His dilemma had never been plainer. She liked him for his goodness, it was the best thing he had going for him, and by definition goodness meant not having her.

“I’m not so good,” he said. “I’m like you—I did the easy thing. I married, I had kids, I took a job in the suburbs, and it’s made me nothing but unhappy. My marriage is a disaster. Marion sleeps in a different room—we barely speak—and my children don’t respect me. I’m a failure as a father, worse than a failure as a husband. I’m more of a jerk than you may think.”

Frances shook her head. “That only makes me feel worse.”

“How so?”

She stood up and stepped around him. “I never should have flirted with you.”

“Just give me a chance,” he said, jumping to his feet. “At least come to Arizona. There’s a spirituality in the air, in the people. It changed my life—it could change yours, too.”

“Yeah, that was another mistake. Trying to make you go there with me.”

“Not at all. If it weren’t for you, I might never have patched things up with Rick. You did a great thing for me. You’ve been such a bright star in my life—I don’t know what’s happened to you.”

“Nothing’s happened. It was only dreading this conversation—having to disappoint you. I’ll be fine as soon as I can close the door again.”

By way of illustration, she moved toward the door, and Russ couldn’t stop her. He was utterly impotent. All at once, he was seized by a hatred so intense he could have strangled her. She was insensitive and self-adoring, a careless trampler of records, a casual crusher of hearts.

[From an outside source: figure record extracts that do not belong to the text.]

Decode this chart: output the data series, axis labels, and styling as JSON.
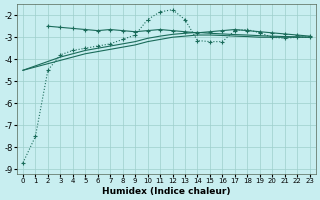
{
  "xlabel": "Humidex (Indice chaleur)",
  "xlim": [
    -0.5,
    23.5
  ],
  "ylim": [
    -9.2,
    -1.5
  ],
  "yticks": [
    -9,
    -8,
    -7,
    -6,
    -5,
    -4,
    -3,
    -2
  ],
  "xticks": [
    0,
    1,
    2,
    3,
    4,
    5,
    6,
    7,
    8,
    9,
    10,
    11,
    12,
    13,
    14,
    15,
    16,
    17,
    18,
    19,
    20,
    21,
    22,
    23
  ],
  "bg_color": "#c8eef0",
  "grid_color": "#9ecfcc",
  "line_color": "#1a6b5a",
  "line1_x": [
    2,
    3,
    4,
    5,
    6,
    7,
    8,
    9,
    10,
    11,
    12,
    13,
    14,
    15,
    16,
    17,
    18,
    19,
    20,
    21,
    22,
    23
  ],
  "line1_y": [
    -2.5,
    -2.55,
    -2.6,
    -2.65,
    -2.7,
    -2.65,
    -2.7,
    -2.75,
    -2.7,
    -2.65,
    -2.7,
    -2.75,
    -2.8,
    -2.75,
    -2.7,
    -2.65,
    -2.7,
    -2.75,
    -2.8,
    -2.85,
    -2.9,
    -2.95
  ],
  "line2_x": [
    0,
    1,
    2,
    3,
    4,
    5,
    6,
    7,
    8,
    9,
    10,
    11,
    12,
    13,
    14,
    15,
    16,
    17,
    18,
    19,
    20,
    21,
    22,
    23
  ],
  "line2_y": [
    -8.7,
    -7.5,
    -4.5,
    -3.8,
    -3.6,
    -3.5,
    -3.4,
    -3.3,
    -3.1,
    -2.9,
    -2.2,
    -1.85,
    -1.75,
    -2.2,
    -3.15,
    -3.2,
    -3.2,
    -2.7,
    -2.65,
    -2.8,
    -3.0,
    -3.05,
    -3.0,
    -3.0
  ],
  "line3_x": [
    0,
    1,
    2,
    3,
    4,
    5,
    6,
    7,
    8,
    9,
    10,
    11,
    12,
    13,
    14,
    15,
    16,
    17,
    18,
    19,
    20,
    21,
    22,
    23
  ],
  "line3_y": [
    -4.5,
    -4.35,
    -4.2,
    -4.05,
    -3.9,
    -3.75,
    -3.65,
    -3.55,
    -3.45,
    -3.35,
    -3.2,
    -3.1,
    -3.0,
    -2.95,
    -2.9,
    -2.9,
    -2.92,
    -2.95,
    -2.97,
    -3.0,
    -3.0,
    -3.0,
    -3.0,
    -3.0
  ],
  "line4_x": [
    0,
    1,
    2,
    3,
    4,
    5,
    6,
    7,
    8,
    9,
    10,
    11,
    12,
    13,
    14,
    15,
    16,
    17,
    18,
    19,
    20,
    21,
    22,
    23
  ],
  "line4_y": [
    -4.5,
    -4.3,
    -4.1,
    -3.9,
    -3.75,
    -3.6,
    -3.5,
    -3.4,
    -3.3,
    -3.2,
    -3.05,
    -2.95,
    -2.87,
    -2.82,
    -2.78,
    -2.82,
    -2.85,
    -2.88,
    -2.9,
    -2.93,
    -2.95,
    -2.97,
    -2.98,
    -3.0
  ]
}
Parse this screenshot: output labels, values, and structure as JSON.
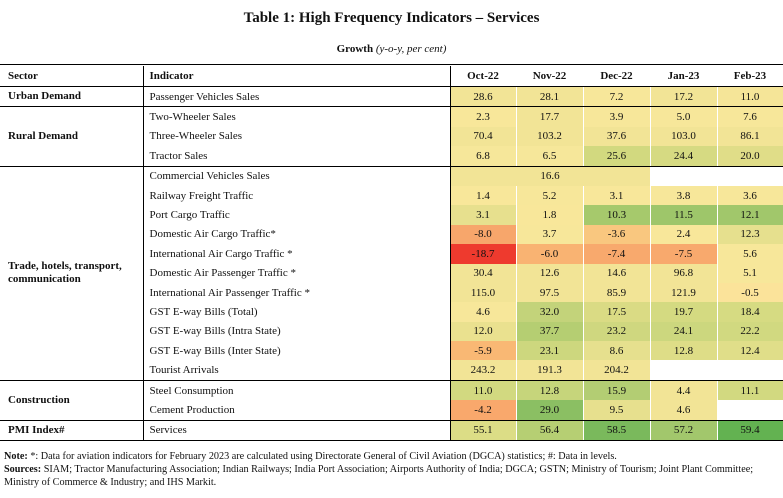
{
  "title": "Table 1: High Frequency Indicators – Services",
  "subtitle": {
    "main": "Growth",
    "paren": "(y-o-y, per cent)"
  },
  "headers": {
    "sector": "Sector",
    "indicator": "Indicator",
    "months": [
      "Oct-22",
      "Nov-22",
      "Dec-22",
      "Jan-23",
      "Feb-23"
    ]
  },
  "groups": [
    {
      "sector": "Urban Demand",
      "rows": [
        {
          "indicator": "Passenger Vehicles Sales",
          "values": [
            "28.6",
            "28.1",
            "7.2",
            "17.2",
            "11.0"
          ],
          "colors": [
            "#f2e496",
            "#f2e496",
            "#f7e79a",
            "#f2e496",
            "#f5e598"
          ]
        }
      ]
    },
    {
      "sector": "Rural Demand",
      "rows": [
        {
          "indicator": "Two-Wheeler Sales",
          "values": [
            "2.3",
            "17.7",
            "3.9",
            "5.0",
            "7.6"
          ],
          "colors": [
            "#f8e79a",
            "#f2e496",
            "#f7e79a",
            "#f7e79a",
            "#f7e79a"
          ]
        },
        {
          "indicator": "Three-Wheeler Sales",
          "values": [
            "70.4",
            "103.2",
            "37.6",
            "103.0",
            "86.1"
          ],
          "colors": [
            "#f2e496",
            "#f2e496",
            "#f2e496",
            "#f2e496",
            "#f2e496"
          ]
        },
        {
          "indicator": "Tractor Sales",
          "values": [
            "6.8",
            "6.5",
            "25.6",
            "24.4",
            "20.0"
          ],
          "colors": [
            "#f6e79a",
            "#f6e79a",
            "#d2d97f",
            "#d6da82",
            "#e0dd88"
          ]
        }
      ]
    },
    {
      "sector": "Trade, hotels, transport, communication",
      "rows": [
        {
          "indicator": "Commercial Vehicles Sales",
          "values": [
            "",
            "16.6",
            "",
            "",
            ""
          ],
          "colors": [
            "#f2e496",
            "#f2e496",
            "#f2e496",
            "#ffffff",
            "#ffffff"
          ],
          "merged": true
        },
        {
          "indicator": "Railway Freight Traffic",
          "values": [
            "1.4",
            "5.2",
            "3.1",
            "3.8",
            "3.6"
          ],
          "colors": [
            "#f8e79a",
            "#f7e79a",
            "#f8e79a",
            "#f7e79a",
            "#f7e79a"
          ]
        },
        {
          "indicator": "Port Cargo Traffic",
          "values": [
            "3.1",
            "1.8",
            "10.3",
            "11.5",
            "12.1"
          ],
          "colors": [
            "#e7e08e",
            "#f8e79a",
            "#a6c96c",
            "#9ec66a",
            "#a1c76b"
          ]
        },
        {
          "indicator": "Domestic Air Cargo Traffic*",
          "values": [
            "-8.0",
            "3.7",
            "-3.6",
            "2.4",
            "12.3"
          ],
          "colors": [
            "#f7a66b",
            "#f7e79a",
            "#f9c77f",
            "#f8e79a",
            "#e6e08e"
          ]
        },
        {
          "indicator": "International Air Cargo Traffic *",
          "values": [
            "-18.7",
            "-6.0",
            "-7.4",
            "-7.5",
            "5.6"
          ],
          "colors": [
            "#ee3a2e",
            "#f9b372",
            "#f8a96d",
            "#f8a96d",
            "#f7e79a"
          ]
        },
        {
          "indicator": "Domestic Air Passenger Traffic *",
          "values": [
            "30.4",
            "12.6",
            "14.6",
            "96.8",
            "5.1"
          ],
          "colors": [
            "#f2e496",
            "#f2e496",
            "#f2e496",
            "#f2e496",
            "#f7e79a"
          ]
        },
        {
          "indicator": "International Air Passenger Traffic *",
          "values": [
            "115.0",
            "97.5",
            "85.9",
            "121.9",
            "-0.5"
          ],
          "colors": [
            "#f2e496",
            "#f2e496",
            "#f2e496",
            "#f2e496",
            "#fbe39a"
          ]
        },
        {
          "indicator": "GST E-way Bills (Total)",
          "values": [
            "4.6",
            "32.0",
            "17.5",
            "19.7",
            "18.4"
          ],
          "colors": [
            "#f7e79a",
            "#c3d37a",
            "#dadb84",
            "#d4da81",
            "#d6db82"
          ]
        },
        {
          "indicator": "GST E-way Bills (Intra State)",
          "values": [
            "12.0",
            "37.7",
            "23.2",
            "24.1",
            "22.2"
          ],
          "colors": [
            "#eae18f",
            "#b5ce72",
            "#cfd77f",
            "#ccd77e",
            "#d1d980"
          ]
        },
        {
          "indicator": "GST E-way Bills (Inter State)",
          "values": [
            "-5.9",
            "23.1",
            "8.6",
            "12.8",
            "12.4"
          ],
          "colors": [
            "#f9b874",
            "#cdd77e",
            "#e6e08e",
            "#dedd87",
            "#e0de89"
          ]
        },
        {
          "indicator": "Tourist Arrivals",
          "values": [
            "243.2",
            "191.3",
            "204.2",
            "",
            ""
          ],
          "colors": [
            "#f2e496",
            "#f2e496",
            "#f2e496",
            "#ffffff",
            "#ffffff"
          ]
        }
      ]
    },
    {
      "sector": "Construction",
      "rows": [
        {
          "indicator": "Steel Consumption",
          "values": [
            "11.0",
            "12.8",
            "15.9",
            "4.4",
            "11.1"
          ],
          "colors": [
            "#d2d980",
            "#c6d57b",
            "#b3cd73",
            "#f2e496",
            "#d2d980"
          ]
        },
        {
          "indicator": "Cement Production",
          "values": [
            "-4.2",
            "29.0",
            "9.5",
            "4.6",
            ""
          ],
          "colors": [
            "#f9a86c",
            "#8bbf63",
            "#e7e08e",
            "#f2e496",
            "#ffffff"
          ]
        }
      ]
    },
    {
      "sector": "PMI Index#",
      "rows": [
        {
          "indicator": "Services",
          "values": [
            "55.1",
            "56.4",
            "58.5",
            "57.2",
            "59.4"
          ],
          "colors": [
            "#dcdd86",
            "#b6cf73",
            "#7ab95c",
            "#a2c76c",
            "#63b251"
          ]
        }
      ]
    }
  ],
  "notes": {
    "note_label": "Note:",
    "note_text": " *: Data for aviation indicators for February 2023 are calculated using Directorate General of Civil Aviation (DGCA) statistics; #: Data in levels.",
    "sources_label": "Sources:",
    "sources_text": " SIAM; Tractor Manufacturing Association; Indian Railways; India Port Association; Airports Authority of India; DGCA; GSTN; Ministry of Tourism; Joint Plant Committee; Ministry of Commerce & Industry; and IHS Markit."
  }
}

“That’s bullshit,” he said. “Everything you say is bullshit. You’re only running away because you’re too chicken to face the goodness in your heart, too chicken to take responsibility. I don’t believe that disengaging from the world is going to make you happy. But if that’s the miserable life you want, we don’t need you in the circle. We don’t need you in Arizona. If you don’t have the guts to honor your commitments, I say good riddance.”

His emotion was authentic, but to express it so directly was a Crossroads thing. He sounded like Rick Ambrose in confrontation mode.

“I mean it,” he said. “Get the hell out of here. I don’t want to see you again.”

“I guess I deserve that.”

“Fuck deserving. You’re a mess of phony self-reproach. It makes me sick.”

“Wow. Ouch.”

“Just leave. You really are a disappointment.”

He hardly knew what he was saying, but in sounding like Ambrose he felt some of the power that Ambrose must have felt all the time. As if, however momentarily, the Lord was with him. Frances looked at him with a new kind of interest.

“I like your honesty,” she said.

“I don’t give a damn what you like. Just, on your way out, tell Rick you’re not going to Arizona.”

“Unless I decide to go. Wouldn’t that be a surprise?”

“This isn’t a game. Either you’re going or you’re not.”